Our study had two strengths. First, this is the first nationwide study in China to explore the association between long-term exposure to PM2.5 and hypertension prevalence and blood pressure. Second, we utilized a satellite-based spatial statistical model to predict the exposure of PM2.5, which was especially valuable in areas without regular air quality monitors.

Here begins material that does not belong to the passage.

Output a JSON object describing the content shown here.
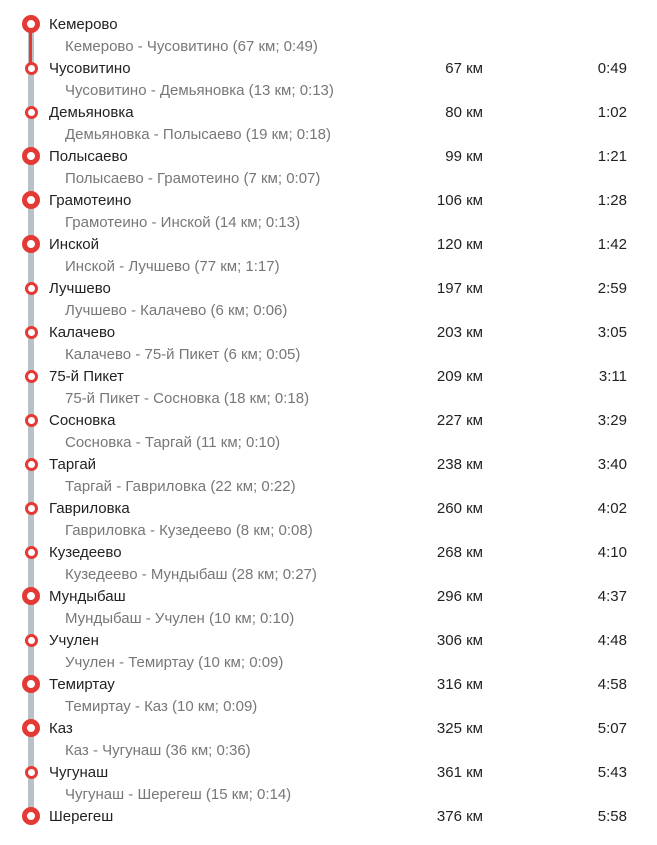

Some limitations should also be noted. First, this was a cross-sectional study design, and thus a causal relationship between PM2.5 and BP could not be obtained. Second, exposure misclassification was inevitable because individual-level monitoring was impractical and the spatial resolution of our exposure model was still not high enough which would probably lead to an underestimate on the associations (Sheppard et al., 2012). Third, the data on the use of antihypertensive agents was not available in this study, which might have confounded our estimations on PM2.5 and BP values. Fourth, potential individual-level confounders such as physical activity, dietary structure, occupational history and time-location activity pattern were not evaluated in this study due to the lack of data. Fifth, traffic noise was another confounder that we failed to control. This might not be a big problem because this is a nationwide study covering urban and rural areas, and only a very small fraction of participants was supposed to reside near main roads.
5. Conclusions
Our study demonstrated an association of long-term exposure to PM2.5 with higher prevalence of hypertension and slightly increased SBP in China. The effects of PM2.5 on hypertension were particularly stronger among middle-aged, obese and urban participants. Our findings added to the existing evidence with regard to the long-term effects of PM2.5 on hypertension from a large developing country with severe air pollution problems.
Supplementary Material
Acknowledgements
The study was supported by the Public Welfare Research Program of National Health and Family Planning Commission of China (201502003), the BSR division of the National Institute on Aging (1R01AG037031-03S and R03AG049144), National Natural Science Foundation of China (91643205, 71130002 and 71450001), China Medical Board Collaborating Program (13-152), and Cyrus Tang Foundation (CTF-FD2014001).
The authors thank all the staff of the CHARLS project for collecting the health data. We thank Dr. Michael Brauer at the University of British Columbia for providing the data of O3 from the 2013 Global Burden of Disease project.
The following is the supplementary data related to this article.Table S1. Odds ratios (point estimates and 95% CIs) of hypertension using different definitions associated with an interquartile range increase (41.7 μg/m3) in PM2.5 in the fully-adjusted model. Table S1 provided the results of sensitivity analysis to test the robustness of different definitions of hypertension. Supplementary data associated with this article can be found in the online version, at http://dx.doi.org/10.1016/j.scitotenv.2017.01.133.
Footnotes
Competing financial interests
The authors declare they have no actual or potential competing financial interests.